Tokyo radiation hotspot 'not linked to Fukushima'
Elevated levels of radiation found in a residential area of Tokyo are almost certainly not connected to the stricken Fukushima nuclear plant, say officials.
The reading, taken on a small area of pavement in Setagaya ward, had fuelled fears about the possible effects of radiation from the plant.
But Japan's science minister said the radiation had been traced to material stored in the basement of a house.
Local residents had been told the radiation was no threat to health.
The hotspot was detected at height of about one metre above the pavement, after Setagaya residents who had been monitoring radiation levels alerted the authorities.
The ward is more than 200km (124 miles) from the Fukushima nuclear plant, which was damaged by an earthquake and tsunami in March, so the discovery led to fears that radiation from the damaged plant had spread further than previously thought and at higher levels.
"I've been measuring radiation levels throughout the metropolitan Tokyo areas, but I have never seen such a high level of radiation [as] I found here," one member of a nuclear action group told reporters.Old bottles
The area was cordoned off as a precaution and checks carried out while nuclear experts tried to establish why such a small area was affected.
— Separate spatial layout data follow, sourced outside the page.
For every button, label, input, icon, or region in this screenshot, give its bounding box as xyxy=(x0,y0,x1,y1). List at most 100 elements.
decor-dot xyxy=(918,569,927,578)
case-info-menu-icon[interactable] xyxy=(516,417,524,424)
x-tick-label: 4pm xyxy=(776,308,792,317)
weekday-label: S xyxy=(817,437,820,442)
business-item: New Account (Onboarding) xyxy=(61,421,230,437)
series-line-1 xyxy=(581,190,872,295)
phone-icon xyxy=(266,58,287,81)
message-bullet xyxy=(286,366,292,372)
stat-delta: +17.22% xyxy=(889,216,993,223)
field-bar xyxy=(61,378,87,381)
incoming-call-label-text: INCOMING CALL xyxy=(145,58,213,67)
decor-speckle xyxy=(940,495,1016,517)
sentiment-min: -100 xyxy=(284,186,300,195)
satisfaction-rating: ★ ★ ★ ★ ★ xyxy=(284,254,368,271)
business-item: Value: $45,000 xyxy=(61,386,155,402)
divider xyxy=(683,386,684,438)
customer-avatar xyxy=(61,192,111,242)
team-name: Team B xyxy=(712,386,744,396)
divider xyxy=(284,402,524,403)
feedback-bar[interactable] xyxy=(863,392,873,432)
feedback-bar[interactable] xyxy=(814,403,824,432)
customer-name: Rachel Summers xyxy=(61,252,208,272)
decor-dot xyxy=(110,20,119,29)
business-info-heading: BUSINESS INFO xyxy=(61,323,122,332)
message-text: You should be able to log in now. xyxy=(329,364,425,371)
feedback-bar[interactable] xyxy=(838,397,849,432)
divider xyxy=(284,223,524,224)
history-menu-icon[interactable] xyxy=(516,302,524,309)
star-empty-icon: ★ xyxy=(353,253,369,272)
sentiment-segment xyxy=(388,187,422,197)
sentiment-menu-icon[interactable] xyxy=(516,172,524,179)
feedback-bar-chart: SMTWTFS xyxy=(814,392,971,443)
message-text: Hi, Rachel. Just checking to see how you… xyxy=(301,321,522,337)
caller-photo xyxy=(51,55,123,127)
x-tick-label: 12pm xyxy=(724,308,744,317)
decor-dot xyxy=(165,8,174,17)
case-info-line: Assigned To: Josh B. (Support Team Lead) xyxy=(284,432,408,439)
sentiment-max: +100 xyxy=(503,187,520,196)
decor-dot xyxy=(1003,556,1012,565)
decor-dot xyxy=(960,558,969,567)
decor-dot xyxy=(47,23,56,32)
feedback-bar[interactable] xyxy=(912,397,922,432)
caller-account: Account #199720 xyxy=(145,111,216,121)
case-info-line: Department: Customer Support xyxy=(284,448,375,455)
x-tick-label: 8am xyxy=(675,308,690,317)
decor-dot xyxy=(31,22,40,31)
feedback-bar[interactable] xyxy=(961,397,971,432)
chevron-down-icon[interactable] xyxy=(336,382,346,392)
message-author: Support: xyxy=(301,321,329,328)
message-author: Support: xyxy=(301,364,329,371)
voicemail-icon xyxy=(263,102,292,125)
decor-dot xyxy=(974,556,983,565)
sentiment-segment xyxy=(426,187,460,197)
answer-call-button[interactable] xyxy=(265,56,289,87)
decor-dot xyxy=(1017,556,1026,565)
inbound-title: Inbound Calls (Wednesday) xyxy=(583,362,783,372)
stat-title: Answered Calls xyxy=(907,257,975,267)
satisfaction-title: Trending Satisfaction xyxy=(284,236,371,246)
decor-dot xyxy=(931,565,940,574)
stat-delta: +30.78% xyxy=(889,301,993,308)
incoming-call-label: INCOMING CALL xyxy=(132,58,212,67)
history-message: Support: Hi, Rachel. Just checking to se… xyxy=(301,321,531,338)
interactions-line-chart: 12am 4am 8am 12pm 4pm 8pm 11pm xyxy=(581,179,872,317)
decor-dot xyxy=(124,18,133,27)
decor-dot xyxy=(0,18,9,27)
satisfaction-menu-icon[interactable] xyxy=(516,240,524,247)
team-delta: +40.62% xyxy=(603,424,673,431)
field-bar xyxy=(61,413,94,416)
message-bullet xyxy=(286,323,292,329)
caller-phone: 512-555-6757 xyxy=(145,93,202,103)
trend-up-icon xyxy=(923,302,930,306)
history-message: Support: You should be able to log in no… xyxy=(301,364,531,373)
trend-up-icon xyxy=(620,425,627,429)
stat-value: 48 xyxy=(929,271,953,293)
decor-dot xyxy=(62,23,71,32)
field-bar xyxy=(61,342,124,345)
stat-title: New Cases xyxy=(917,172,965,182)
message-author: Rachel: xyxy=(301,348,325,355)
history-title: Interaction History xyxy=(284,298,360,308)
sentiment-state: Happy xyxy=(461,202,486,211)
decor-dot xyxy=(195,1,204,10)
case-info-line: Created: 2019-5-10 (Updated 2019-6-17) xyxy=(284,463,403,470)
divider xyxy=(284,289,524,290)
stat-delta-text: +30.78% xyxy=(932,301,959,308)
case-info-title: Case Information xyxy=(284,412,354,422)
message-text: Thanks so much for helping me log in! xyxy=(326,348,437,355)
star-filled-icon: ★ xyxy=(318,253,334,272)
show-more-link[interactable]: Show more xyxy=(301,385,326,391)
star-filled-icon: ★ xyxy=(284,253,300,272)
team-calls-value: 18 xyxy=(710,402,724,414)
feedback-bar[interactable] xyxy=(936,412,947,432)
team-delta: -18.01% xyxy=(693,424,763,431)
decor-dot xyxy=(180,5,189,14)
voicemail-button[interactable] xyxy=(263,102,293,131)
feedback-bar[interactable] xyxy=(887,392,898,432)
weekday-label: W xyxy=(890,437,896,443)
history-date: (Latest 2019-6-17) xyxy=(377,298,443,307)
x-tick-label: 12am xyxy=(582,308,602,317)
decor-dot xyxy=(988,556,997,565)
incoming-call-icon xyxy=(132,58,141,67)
These instances say more about the concern that people have about radiation here in Japan than the actual spread of radiation from the Fukushima nuclear plant.
Sales of Geiger counters have soared in recent months - people are going around checking their neighbourhood. That is how this hotspot in Setagaya was found. Had these worried people not been patrolling the streets, it might not have been discovered at all.
Signs of people's concern are visible all over Tokyo - labels have appeared in supermarkets showing where produce is from because some people are trying not to eat food from anywhere in the Fukushima region.
Nerves are still strained as the crisis to stabilise the nuclear plant drags on into a seventh month.
Other sections of the pavement - which is regularly used by children at a nearby school and nursery - were unaffected, said the Kyodo news agency.
"The readings were found in a very small area and we will take measures to resolve residents' concerns," a spokesman for the ward, Michio Hirasawa, told Bloomberg.
Setagaya Mayor Nobuto Hosaka said washing the pavement with water had not dispersed the radiation, Reuters reported.
There were suggestions that contaminated rainwater could have collected on a rooftop before dripping on to the pavement. Officials said radiation tests would be carried out in 258 parks in the ward.
However, they said the reading of 3.35 microsieverts per hour was no threat to public health.
A person who stayed by the spot for eight hours a day for one year would receive a dose of about 17 millisieverts, said Kyodo.
The allowable limit set by Japan's government is 20 millisieverts a year, while most people are exposed to background radiation of 2 millisieverts every year.
But officials later said they were almost certain that the radiation had not come from Fukushima, after the source was traced to the basement of a nearby house, where an unknown material was being stored in old bottles in a wooden box.
Tests are now being carried out to confirm the bottles are to blame and to establish what they contain.
Health effects of radiation
- Most people are exposed to background radiation of about 2 millisieverts per year (mSv/yr)
- The lowest level at which any long-term increase in cancer risk is clearly evident is 100 mSv/yr
- Exposure to high levels of radiation can induce radiation sickness with nausea, headaches and vomiting
- Cancer is the biggest long-term risk of radiation exposure
- The extent of the damage depends on how long people are exposed to radiation, and at what level
The BBC's Roland Buerk in Tokyo says the alarm over the reading is a sign of the concern felt by people in Japan about contamination, as efforts to stabilise the Fukushima plant drag on.
The discovery in Setagaya follows reports that Strontium-90, which is linked to leukaemia, had been found on a rooftop in Yokohama, even further away from Fukushima.
Another hotpot was detected at a park in Chiba.
Last week, health workers began checking more than 300,000 children living near the Fukushima nuclear plant for thyroid abnormalities.
Parents have expressed concern about a link between thyroid abnormalities and radiation, citing reports of a rise after Chernobyl in 1986.
The Fukushima plant was crippled by the earthquake and tsunami in March which killed 20,000 people. Japan's government says the recovery and decontamination effort could take years.